The client is using Active Directory (AD) as a central authentication. As such, there should be no password policy configuration on either Linux or Windows clients. That should go only on the AD.
internally, Linux and Windows complexity and timeout settings are different.
Kind of agree, if we were talking about local accounts (which we are not).
If they set the Linux password complexity/timeout settings, then there is potential that the Linux system will ask for a password change before Windows AD will
The AD stores the time of the last password change for the account. The AD global object stores the number of days (well, microseconds) after which the passwords expire.
So, the actual time when the passwords expire is known to both Windows and Linux ()and it's enforced by the AD, anyway). You might have Windows encouraging you to change your passwords since -made up numbers- 7 days before expiration and Linux only from 5 before (which you can ignore), but that's not what is being stated here, and isn't that relevant.

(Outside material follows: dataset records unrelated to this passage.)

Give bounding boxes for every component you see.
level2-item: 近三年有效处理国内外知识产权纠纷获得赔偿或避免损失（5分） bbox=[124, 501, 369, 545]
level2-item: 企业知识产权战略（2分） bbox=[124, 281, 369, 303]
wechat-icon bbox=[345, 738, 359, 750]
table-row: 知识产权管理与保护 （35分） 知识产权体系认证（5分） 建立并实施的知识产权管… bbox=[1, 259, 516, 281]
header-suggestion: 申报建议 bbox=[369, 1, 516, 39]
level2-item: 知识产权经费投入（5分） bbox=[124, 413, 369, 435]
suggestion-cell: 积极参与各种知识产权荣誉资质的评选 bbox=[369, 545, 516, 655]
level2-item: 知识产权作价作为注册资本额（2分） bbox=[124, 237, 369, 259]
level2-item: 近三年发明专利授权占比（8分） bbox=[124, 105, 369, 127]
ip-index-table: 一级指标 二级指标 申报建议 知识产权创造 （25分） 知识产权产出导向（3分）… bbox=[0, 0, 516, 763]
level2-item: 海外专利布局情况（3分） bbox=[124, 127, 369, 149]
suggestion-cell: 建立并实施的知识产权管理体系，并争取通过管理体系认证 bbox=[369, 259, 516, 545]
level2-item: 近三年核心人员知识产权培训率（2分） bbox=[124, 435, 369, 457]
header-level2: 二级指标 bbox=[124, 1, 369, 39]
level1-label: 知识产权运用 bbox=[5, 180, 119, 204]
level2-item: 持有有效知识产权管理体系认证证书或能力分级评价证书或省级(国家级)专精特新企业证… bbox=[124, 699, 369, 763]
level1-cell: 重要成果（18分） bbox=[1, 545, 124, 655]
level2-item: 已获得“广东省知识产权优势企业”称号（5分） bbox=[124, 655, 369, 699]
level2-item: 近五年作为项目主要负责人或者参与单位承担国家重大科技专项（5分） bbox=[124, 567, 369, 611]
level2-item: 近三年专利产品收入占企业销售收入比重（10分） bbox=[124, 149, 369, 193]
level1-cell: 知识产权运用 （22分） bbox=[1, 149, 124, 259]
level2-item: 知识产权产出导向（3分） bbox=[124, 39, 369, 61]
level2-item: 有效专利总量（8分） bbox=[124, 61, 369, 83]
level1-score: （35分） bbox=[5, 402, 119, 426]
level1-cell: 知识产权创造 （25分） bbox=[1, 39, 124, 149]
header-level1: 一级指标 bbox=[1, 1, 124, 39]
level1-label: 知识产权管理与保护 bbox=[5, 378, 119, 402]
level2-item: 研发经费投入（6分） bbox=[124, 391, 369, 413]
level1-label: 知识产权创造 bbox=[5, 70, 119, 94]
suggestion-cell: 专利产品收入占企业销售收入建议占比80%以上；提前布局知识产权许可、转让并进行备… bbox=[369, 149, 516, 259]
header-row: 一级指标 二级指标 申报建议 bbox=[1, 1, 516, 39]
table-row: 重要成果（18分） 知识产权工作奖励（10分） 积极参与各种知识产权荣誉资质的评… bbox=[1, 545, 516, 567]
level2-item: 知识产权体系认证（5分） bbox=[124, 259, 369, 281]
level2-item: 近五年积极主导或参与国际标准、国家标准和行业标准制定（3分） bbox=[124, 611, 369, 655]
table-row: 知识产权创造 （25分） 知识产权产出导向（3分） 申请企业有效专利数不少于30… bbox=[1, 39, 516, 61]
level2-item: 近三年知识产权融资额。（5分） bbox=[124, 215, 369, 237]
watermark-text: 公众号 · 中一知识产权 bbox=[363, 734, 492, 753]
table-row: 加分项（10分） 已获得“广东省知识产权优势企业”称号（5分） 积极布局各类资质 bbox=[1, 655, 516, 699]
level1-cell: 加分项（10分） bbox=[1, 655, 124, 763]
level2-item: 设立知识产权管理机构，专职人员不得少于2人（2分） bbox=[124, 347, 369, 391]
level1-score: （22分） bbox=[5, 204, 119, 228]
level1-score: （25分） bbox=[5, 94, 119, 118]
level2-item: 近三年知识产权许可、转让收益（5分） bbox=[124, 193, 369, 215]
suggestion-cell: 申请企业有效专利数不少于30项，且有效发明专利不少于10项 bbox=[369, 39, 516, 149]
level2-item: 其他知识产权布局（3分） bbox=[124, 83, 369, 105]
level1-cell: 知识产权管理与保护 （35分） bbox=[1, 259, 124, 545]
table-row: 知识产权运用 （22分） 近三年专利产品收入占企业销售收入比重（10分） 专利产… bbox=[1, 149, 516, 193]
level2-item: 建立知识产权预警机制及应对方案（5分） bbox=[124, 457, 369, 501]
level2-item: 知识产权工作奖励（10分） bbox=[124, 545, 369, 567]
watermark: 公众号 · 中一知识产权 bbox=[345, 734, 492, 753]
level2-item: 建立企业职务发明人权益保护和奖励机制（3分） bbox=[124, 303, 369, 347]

Moreover, if the password was changed earlier than required, that's perfectly fine, too. That resets the password expiry, it doesn't matter if there were 3 days left or 30. So I don't see why that would be a problem, either.
Linux password complexity will be different to Windows complexity and the user will change their password to something that is valid in Linux, but is not valid in Windows and therefore gets locked out their account
No. When you change the AD password from Linux (eg. with smbpasswd, but passwd may be hooked to do the network password change), it sends the old and new passwords to the AD. It is therefore the AD the one that needs to accept it.
It is true that you may easily set some passwords from Linux that are not (easily) usable from Windows due to different keyboard settings (you could set the password a character that you can't type from Windows login screen, oops!), but Windows itself would be happy to accept it (as shown for instance when providing it through RDP). But that would be completely unrelated to complexity rules.
Also note that should you end up in such a situation, you can go back and change the password from Linux to something accepted and typable from Windows.
Is this true? Can't they just set up the password settings of OS and AD the same way (i.e account lockout, idle session timeout, complexity) to avoid this?
You are mixing a few different values. Idle session timeout would be indeed a local configuration. But the password settings wouldn't be handled locally (in nsswitch terms, by the passwd/compat provider) but from the AD, where most settings are configured and stored, and which is enforcing the status of the different accounts (if there were too many bad password attempts, the AD will refuse a bind with those credentials, no matter if the client verifies itself the badPwdCount or not¹).
¹ Exception: if a program was manually checking the provided password against the password hash, it would need to do itself all those AD checks. I don't consider it a good practice when the AD can do it for you, though, and you would probably need to go out of your way in order to have the AD disclose the password hash to the application.
It could be that the client is actually using separate accounts. An AD from which Windows clients authenticate, and local accounts in Linux. Then, some of the above confusion could happen. But they would actually be different accounts! (even if they use the same username, and have users normally change the passwords at the same time) In that case, the right thing would be to integrate the Linux clients in the AD, instead of using separate accounts. It is more complex to setup than creating local unconnected users, and most Linux users -not being on a corporate environment- usually don't go that route, but it's perfectly doable and on an environment such as the described one it's the right move.